When you read memoirs written by politicians, media stars, business moguls or sporting heroes, you know that you are being told only what the writer wants you to hear. It is easy to hide embarrassing episodes or less attractive aspects of character either by omission or by selective retelling. (Gerry Adams could run masterclasses in this.) Bono chose a different route: opening himself through a series of conversations with a trusted journalist—not interviews in the conventional sense, but more like two old friends switching off from their daily lives and sitting down to easy introspection over a mellowing wine.
The result is quite enthralling. As in any conversation between friends, some of the result is trivial and mundane, but the overall effect is deeply touching. I was going to use the word profound, but even a reviewer is conscious that the person in question is frontman for an extravagantly successful, decibel-loving pop band, wealthy beyond imagining, one of the half-dozen most recognised people on the planet. People like that are not supposed to do profound.
Yet, again and again, the reader is pulled up short as the words demand to be re-read. Take an example. As a young man, Bono was part of a group—sect would be too strong a word—involved in close study of the Bible. He is asked how he can square the bellicose God of the Old Testament with his ideas on peace and love.
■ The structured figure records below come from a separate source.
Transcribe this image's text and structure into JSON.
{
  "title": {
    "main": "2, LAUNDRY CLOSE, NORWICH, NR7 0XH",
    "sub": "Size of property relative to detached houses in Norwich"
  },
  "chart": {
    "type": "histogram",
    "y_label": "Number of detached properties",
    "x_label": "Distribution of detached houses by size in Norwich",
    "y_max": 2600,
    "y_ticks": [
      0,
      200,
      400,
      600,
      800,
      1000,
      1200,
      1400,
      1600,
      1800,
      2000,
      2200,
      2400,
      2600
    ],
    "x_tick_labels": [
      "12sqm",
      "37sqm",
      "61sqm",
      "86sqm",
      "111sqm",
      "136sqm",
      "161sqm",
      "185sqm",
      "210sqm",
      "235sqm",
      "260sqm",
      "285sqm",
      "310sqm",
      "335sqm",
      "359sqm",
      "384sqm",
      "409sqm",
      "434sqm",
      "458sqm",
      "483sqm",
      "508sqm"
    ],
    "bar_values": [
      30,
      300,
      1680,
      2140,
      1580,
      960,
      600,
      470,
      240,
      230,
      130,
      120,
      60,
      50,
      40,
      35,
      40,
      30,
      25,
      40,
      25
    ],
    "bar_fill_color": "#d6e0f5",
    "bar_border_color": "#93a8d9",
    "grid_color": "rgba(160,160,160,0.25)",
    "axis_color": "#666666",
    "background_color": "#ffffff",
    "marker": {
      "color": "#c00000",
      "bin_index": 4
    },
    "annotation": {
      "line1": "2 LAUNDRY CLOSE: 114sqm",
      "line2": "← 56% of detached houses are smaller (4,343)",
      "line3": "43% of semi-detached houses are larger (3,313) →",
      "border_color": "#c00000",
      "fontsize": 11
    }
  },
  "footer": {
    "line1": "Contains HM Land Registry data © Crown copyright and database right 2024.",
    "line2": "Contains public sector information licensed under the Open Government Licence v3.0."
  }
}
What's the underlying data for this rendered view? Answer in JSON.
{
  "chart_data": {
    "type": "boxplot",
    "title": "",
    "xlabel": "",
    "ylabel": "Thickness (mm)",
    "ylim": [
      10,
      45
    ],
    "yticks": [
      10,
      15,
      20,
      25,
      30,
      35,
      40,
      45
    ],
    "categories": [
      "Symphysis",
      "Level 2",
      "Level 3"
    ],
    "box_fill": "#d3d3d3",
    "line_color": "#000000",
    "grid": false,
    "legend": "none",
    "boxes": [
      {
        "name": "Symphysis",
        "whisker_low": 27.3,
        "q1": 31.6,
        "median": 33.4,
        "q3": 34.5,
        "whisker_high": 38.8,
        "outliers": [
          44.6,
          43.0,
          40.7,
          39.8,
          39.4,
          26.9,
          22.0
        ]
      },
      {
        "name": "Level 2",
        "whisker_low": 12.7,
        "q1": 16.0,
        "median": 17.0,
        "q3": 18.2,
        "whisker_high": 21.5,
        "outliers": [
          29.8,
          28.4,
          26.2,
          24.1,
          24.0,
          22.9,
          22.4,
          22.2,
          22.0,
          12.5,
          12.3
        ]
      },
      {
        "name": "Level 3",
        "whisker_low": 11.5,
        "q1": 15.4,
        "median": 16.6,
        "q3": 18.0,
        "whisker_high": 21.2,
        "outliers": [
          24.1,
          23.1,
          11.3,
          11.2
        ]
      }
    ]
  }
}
It is worth quoting his reply in full:
There is nothing hippie about my picture of Christ. The Gospels paint a picture of a very demanding, sometimes divisive love, but love it is. I accept the Old Testament as more of an action movie: blood, car chases, evacuations, a lot of special effects, seas dividing, mass murder, adultery.
The children of God are running amok, wayward. Maybe that’s why they are so relatable. But the way we would see it, those of us who are trying to figure out our Christian conundrum, is that the God of the Old Testament is like the journey from stern father to friend. With Christ, we have access in a one-to-one relationship, for, as in the Old Testament, it was more one of worship and awe, a vertical relationship. The New Testament, on the other hand, we look across at Jesus who looks familiar, horizontal. The combination is what makes the Cross.